Make UK, formerly known as the Engineering Employers’ Federation, has announced that the government’s proposed £30,000 minimum salary threshold for skilled migrants looking for five-year visas, would have a “disastrous impact” on the manufacturing sector and urged them to “reconsider” their plans.

They say the proposal would result in a shortage of engineering technicians – roles which are primarily held by EU nationals.

Make UK commented:

“Few of these roles initially pay more than the £30,000 necessary under the new rules to qualify to work in the UK.

“As a minimum, the government should reduce the rate and offer a phased approach to any salary threshold introduction. This would allow businesses to adapt and train a different cohort of employees.

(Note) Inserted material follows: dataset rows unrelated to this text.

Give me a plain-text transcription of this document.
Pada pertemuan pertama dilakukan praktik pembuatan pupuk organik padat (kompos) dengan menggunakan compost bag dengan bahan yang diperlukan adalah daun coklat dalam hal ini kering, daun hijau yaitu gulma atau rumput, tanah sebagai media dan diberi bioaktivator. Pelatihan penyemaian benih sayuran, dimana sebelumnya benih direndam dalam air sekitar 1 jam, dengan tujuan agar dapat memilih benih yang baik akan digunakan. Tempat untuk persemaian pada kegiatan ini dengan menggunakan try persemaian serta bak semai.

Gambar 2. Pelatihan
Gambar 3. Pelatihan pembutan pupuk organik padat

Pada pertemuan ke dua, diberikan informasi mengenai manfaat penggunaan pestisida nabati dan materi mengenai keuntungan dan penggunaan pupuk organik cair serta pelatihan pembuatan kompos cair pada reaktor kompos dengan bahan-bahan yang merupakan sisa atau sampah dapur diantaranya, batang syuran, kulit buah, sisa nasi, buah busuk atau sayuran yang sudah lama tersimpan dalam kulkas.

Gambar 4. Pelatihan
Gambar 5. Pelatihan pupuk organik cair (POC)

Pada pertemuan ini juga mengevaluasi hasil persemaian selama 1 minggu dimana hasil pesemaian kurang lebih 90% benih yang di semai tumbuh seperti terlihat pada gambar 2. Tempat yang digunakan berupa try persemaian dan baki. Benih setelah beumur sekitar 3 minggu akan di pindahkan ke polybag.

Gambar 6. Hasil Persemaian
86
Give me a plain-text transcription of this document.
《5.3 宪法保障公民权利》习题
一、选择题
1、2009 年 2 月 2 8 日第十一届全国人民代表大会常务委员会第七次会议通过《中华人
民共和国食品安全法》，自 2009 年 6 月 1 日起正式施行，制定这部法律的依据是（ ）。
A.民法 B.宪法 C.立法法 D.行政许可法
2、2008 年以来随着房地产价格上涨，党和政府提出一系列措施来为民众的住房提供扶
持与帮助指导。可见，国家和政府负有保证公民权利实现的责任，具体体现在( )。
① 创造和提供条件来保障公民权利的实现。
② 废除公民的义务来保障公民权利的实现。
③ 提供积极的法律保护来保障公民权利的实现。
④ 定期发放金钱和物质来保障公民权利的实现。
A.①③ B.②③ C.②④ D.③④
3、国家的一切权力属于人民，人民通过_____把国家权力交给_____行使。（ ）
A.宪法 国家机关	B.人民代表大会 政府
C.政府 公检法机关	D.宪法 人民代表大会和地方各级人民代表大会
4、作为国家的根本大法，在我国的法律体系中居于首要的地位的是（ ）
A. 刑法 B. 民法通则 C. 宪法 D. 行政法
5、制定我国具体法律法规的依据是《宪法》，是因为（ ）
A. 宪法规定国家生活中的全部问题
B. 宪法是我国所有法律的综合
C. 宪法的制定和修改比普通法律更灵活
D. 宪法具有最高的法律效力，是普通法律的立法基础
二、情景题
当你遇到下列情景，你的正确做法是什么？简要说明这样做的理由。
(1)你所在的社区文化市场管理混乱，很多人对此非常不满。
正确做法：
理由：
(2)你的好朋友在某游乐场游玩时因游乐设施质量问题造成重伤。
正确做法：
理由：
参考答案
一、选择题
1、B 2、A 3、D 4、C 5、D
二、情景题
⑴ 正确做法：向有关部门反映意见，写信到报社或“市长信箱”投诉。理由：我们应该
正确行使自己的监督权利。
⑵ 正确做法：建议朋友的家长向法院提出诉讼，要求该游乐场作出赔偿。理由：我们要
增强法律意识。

“As yet, the UK does not have the home-grown talent and expertise to fill what will soon become vacant job roles.”

Make UK has also disagreed with the rule change for lower skilled migrants, believing that it would affect EU nationals looking for work as plant and machine operators.

Chris Brazier, business immigration lawyer at B P Collins added:

“Whilst the £30,000 cap will be the subject of further consultation, the government has already been warned by industry that the cap is too high and will limit access to skilled workers. That warning is likely to be repeated over the coming months.

The temporary worker route may be a reasonable alternative but the fact it is limited to 12 months is likely to limit the number of individuals who will make use of this route”.